EU biotech sector 'will enjoy resurgence in popularity'

Published: 20-Sep-2006

The European biotech sector is likely to see a renewed surge in investment from big institutional investors in the coming years.


The European biotech sector is likely to see a renewed surge in investment from big institutional investors in the coming years.

Dr Brian Hargreaves, senior partner, healthcare at venture capital group 3i, told the Financial Times Global Pharmaceuticals and Biotechnology conference in London that investors had suffered a 'horror story' in recent years, with many 'getting their fingers burned' by pumping money into biotechs only to see their stock market values slide.

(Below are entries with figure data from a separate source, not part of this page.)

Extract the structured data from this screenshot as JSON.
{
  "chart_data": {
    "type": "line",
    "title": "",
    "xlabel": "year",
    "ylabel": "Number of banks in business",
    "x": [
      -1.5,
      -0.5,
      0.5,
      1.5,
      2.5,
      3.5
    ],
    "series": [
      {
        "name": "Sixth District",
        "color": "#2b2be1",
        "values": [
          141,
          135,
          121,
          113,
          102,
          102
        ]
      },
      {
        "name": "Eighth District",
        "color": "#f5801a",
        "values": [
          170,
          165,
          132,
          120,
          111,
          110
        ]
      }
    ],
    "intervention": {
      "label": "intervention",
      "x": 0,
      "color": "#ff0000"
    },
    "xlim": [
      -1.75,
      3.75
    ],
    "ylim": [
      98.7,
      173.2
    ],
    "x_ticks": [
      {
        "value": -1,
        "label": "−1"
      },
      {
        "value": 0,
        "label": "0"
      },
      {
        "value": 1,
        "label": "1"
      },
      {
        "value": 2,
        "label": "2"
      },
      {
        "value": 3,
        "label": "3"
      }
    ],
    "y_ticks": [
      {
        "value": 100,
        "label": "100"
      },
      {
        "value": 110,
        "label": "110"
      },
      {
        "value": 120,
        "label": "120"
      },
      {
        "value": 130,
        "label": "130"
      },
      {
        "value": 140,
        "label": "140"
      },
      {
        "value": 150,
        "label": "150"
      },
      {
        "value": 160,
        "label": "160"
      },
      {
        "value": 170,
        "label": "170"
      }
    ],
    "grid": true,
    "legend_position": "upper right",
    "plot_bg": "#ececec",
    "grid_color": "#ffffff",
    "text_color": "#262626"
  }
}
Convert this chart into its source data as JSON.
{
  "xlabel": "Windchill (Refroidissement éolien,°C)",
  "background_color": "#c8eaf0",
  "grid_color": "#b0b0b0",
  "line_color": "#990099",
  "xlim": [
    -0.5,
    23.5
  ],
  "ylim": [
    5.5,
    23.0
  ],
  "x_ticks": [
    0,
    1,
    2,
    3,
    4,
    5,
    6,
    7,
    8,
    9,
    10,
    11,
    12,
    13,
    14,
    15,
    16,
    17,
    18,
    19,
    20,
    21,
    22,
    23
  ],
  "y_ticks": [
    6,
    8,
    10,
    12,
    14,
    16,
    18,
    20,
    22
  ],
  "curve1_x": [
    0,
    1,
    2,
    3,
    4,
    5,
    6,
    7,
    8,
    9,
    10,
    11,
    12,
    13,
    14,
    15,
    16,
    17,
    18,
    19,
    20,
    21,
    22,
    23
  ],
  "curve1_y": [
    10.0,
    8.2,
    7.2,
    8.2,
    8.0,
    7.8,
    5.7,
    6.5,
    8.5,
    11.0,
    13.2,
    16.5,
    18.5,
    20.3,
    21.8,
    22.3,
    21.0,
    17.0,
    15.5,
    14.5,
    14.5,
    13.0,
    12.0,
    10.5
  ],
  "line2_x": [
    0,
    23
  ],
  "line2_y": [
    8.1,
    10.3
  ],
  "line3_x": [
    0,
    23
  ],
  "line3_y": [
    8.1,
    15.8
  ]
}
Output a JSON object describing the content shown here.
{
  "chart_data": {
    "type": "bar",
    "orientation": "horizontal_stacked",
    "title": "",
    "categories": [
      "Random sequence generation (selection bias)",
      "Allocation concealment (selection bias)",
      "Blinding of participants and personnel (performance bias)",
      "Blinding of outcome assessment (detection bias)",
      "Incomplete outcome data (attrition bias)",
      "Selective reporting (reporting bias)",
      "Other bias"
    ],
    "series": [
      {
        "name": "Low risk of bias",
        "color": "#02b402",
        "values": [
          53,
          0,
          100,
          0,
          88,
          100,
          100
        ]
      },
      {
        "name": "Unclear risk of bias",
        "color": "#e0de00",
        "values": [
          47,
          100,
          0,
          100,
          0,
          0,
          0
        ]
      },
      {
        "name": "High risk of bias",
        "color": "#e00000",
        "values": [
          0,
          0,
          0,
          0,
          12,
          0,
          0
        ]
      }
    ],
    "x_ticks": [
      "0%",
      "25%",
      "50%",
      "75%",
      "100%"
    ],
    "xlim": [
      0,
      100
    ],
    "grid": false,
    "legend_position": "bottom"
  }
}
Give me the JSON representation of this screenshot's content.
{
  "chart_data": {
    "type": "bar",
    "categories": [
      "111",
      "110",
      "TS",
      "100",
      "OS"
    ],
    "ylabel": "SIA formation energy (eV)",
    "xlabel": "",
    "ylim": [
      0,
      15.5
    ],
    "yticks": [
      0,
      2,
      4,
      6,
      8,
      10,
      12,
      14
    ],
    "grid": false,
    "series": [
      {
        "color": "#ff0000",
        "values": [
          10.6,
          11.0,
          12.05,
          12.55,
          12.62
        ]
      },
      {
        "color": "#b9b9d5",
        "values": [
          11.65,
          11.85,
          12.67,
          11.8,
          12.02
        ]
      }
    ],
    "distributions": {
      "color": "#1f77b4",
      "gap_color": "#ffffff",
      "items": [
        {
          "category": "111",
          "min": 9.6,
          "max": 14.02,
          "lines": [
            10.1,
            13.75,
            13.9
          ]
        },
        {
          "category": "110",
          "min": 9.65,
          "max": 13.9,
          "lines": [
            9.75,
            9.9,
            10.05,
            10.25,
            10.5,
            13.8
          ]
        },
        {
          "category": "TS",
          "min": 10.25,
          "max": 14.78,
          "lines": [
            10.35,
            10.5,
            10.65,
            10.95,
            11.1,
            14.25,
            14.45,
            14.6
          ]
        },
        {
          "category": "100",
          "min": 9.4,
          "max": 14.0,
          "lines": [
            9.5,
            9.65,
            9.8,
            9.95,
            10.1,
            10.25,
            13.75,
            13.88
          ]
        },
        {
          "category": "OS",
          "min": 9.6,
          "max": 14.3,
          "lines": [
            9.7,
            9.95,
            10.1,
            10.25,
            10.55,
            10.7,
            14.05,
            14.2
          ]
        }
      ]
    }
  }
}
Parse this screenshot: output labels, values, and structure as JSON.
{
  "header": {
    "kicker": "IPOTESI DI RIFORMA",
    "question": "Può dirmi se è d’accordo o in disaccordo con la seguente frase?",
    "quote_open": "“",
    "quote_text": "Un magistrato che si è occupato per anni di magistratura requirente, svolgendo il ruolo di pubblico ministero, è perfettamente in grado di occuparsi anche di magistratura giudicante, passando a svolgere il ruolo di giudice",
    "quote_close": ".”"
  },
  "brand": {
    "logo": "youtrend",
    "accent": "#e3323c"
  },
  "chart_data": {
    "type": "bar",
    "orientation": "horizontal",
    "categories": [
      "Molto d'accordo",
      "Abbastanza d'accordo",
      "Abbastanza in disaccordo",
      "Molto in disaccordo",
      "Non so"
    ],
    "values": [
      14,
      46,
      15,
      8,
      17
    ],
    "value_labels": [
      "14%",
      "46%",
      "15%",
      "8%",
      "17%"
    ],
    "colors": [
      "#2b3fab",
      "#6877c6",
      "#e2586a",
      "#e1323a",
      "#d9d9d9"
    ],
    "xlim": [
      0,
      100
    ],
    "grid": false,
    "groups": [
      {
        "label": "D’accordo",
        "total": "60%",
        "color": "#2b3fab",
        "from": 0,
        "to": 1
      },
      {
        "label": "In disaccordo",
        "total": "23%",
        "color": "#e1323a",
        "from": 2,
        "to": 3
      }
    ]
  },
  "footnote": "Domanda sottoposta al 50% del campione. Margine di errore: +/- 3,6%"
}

But he believes the European biotech sector is set for a resurgence as big pharma groups continue shying away from developing their own drugs and buying small biotech companies. 'Biotech will come back into favour with the capital markets. The sector is starting to mature and seeing more successes and fewer failures in terms of product launches.'

He added that it was up to the venture capital business to be "smarter" and stressed the investment picture is improving. 'Pharma companies are more receptive to acquisitions. This trend will increase, which will bring in more institutional investors.'

However, the sector would continue to see relatively few flotations as small biotech shares are generally 'illiquid' and are therefore unpopular with professional investors, he said.

Meanwhile, a report by The Financial Times Research Centre has said that the world's biggest pharma companies have seen their shares rise modestly over the last five years but have seriously lagged behind the stock market performances of other industries.

According to the report, the FTSE All-World index, made up of the world's biggest companies in all major industries, enjoyed a 40% stock market rise over the five years to this September. But the Pharmaceuticals Index, comprising top global pharma companies, went up by a modest 10% over that time.

The report says: 'Measured against the FTSE All-World stock index, the pharmaceutical sector has experienced a rough ride over the past five years. The indices closely shadowed each other until mid 2003, when investor sentiment turned against big pharma. The underperformance gap has increased steadily since then.'

The sector's relatively slow stock market progress coincides with separate FT Research which shows big pharma companies are increasingly buying smaller biotech companies, agreeing joint ventures or licensing-in drugs because of the huge cost of developing medicines.

Shifting away from over-reliance on in-house R&D makes sense, but brings new risks too, the report says. Academic researchers now try to commercialise their work at a much earlier stage, although the majority of biotech start-ups fail, it emphasises.